It turns out that a majority of Americans surveyed in a recent J.D. Power & Associates study are very enthusiastic about hybrid technology...until they find out that they have to pay for it. Continuing a long history of having cake and eating it too, 72% of consumers said they were interested in hybrid technology independent of cost. When a $5,000 cost was included in the equation, the number of respondents who were interested dropped to 46%. When consumers discovered that hybrids weren't available at Wal-Mart, interest plummeted into the single digits.

Not surprisingly, technologies not readily available in the U.S. didn't fare well on the study. For example, clean diesel engines barely registered a blip, in large part because they're just entering the market. Said Mike Marshall, director of the study: "The mere fact that they'll be in the marketplace is going to raise the awareness level of clean diesel, and I think that will begin to crack some of these wrong perceptions of what diesel is today."

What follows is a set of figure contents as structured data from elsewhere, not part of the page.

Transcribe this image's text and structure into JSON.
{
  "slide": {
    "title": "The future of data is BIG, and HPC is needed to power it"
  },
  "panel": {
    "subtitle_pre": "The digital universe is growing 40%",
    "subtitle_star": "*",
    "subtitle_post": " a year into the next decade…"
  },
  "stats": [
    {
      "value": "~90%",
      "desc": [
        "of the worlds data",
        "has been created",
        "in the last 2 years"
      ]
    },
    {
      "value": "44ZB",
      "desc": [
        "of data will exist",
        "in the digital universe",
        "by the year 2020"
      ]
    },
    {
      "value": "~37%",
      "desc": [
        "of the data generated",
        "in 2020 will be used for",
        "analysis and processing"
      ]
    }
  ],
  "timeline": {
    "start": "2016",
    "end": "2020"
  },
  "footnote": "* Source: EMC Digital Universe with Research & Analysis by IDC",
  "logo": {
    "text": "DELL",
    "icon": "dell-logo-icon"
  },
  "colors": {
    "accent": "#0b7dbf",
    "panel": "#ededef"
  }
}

While clean diesel is already chosen by a majority of European buyers, it remains to be seen whether economies of scale allow it to be implemented in the States at a lower price premium than that found on hybrids; new offerings from VW, Mercedes, and even Honda in the next 12 months should provide some insight into diesel pricing strategy. Additionally, as hybrid sales numbers rise, the same economies of scale should allow prices to fall. But, for either to happen, first some folks have to pony up the premium. Chicken, meet egg.